Kisah Para Guru di Asia yang Mengalami Gangguan Kesehatan Mental Karena Berjuang Dengan Pembelajaran Daring
Kecemasan kinerja
Bagi banyak guru, salah satu aspek yang paling menyakitkan dari peralihan online adalah bahwa mereka tidak lagi merasa baik dalam pekerjaan mereka dan akibatnya siswa mungkin menderita.
“Saya merasakan tekanan karena merasa bahwa orang tua menghakimi saya. Itu membuatku sadar diri. Semalam, mengajar menjadi stres bagi saya karena saya merasa sulit untuk menjadi diri sendiri di depan kamera. Saya membutuhkan kontak tatap muka untuk menjadi yang terbaik,” kata Gauri Matonde, seorang guru di Rajiv Gandhi Vidyalaya School di Nainital, India.

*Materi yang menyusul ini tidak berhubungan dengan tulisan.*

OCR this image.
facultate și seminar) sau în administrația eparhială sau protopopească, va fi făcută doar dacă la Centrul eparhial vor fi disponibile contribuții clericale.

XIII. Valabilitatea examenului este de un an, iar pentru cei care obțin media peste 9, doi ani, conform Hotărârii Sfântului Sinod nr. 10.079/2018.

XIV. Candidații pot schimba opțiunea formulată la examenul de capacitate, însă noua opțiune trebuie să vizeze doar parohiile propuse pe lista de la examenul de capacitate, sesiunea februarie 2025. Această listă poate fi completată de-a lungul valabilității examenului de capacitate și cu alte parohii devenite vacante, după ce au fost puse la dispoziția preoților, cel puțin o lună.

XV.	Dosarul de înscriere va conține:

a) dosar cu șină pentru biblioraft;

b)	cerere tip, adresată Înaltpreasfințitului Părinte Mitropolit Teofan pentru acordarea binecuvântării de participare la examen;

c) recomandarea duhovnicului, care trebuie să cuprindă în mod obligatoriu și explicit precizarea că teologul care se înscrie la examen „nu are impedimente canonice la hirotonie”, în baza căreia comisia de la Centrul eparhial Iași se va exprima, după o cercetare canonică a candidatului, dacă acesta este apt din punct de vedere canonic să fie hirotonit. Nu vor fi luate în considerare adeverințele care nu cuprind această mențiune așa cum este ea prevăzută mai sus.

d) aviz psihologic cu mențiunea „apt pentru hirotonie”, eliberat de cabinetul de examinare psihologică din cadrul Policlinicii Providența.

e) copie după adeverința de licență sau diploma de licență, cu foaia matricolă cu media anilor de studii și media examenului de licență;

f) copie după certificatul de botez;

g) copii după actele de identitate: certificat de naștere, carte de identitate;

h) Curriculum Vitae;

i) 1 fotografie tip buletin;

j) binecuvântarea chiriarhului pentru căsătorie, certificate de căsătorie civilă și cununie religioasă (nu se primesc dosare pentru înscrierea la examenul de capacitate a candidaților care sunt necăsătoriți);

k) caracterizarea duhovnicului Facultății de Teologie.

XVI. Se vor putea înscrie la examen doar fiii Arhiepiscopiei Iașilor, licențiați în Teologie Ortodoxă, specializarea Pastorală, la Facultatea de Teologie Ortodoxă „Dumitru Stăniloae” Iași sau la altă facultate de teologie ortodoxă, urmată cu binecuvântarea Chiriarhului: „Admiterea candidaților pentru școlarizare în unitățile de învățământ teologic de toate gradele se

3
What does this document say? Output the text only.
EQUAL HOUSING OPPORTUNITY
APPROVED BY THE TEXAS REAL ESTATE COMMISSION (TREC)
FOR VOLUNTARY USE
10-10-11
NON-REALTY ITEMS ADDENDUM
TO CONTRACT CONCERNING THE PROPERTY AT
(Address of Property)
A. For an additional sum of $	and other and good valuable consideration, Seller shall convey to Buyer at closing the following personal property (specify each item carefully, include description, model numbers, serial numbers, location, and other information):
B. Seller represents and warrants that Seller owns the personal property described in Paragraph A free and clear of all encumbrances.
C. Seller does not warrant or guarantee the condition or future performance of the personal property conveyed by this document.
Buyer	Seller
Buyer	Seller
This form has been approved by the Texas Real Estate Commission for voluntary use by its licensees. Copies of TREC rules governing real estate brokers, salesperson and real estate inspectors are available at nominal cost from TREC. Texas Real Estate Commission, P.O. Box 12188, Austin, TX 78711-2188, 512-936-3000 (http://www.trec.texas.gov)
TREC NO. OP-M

Bagi Nishi Jauhar, kepala sekolah Step by Step Junior School di Noida, miris melihat wajah cemas anak-anak di layar saat hidup mereka jungkir balik bahkan tidak terbiasa dengan rutinitas untuk menenangkan mereka.
“Anak-anak ketakutan. Kami akan memulai kelas dan menemukan bahwa orang tua seseorang telah dites positif dan mengasingkan diri. Anak-anak ini takut orang tua mereka akan meninggal. Kami harus memperhatikan wajah mereka tanpa bisa memeluk atau menghibur mereka,” kata Jauhar yang rasa cemasnya semakin menjadi sehingga ia sering kesulitan bernapas.
Banyak guru merasa sulit untuk menyelesaikannya karena sekolah telah beralih antara beroperasi secara online dan secara langsung karena beban kasus nasional telah meningkat dan berkurang.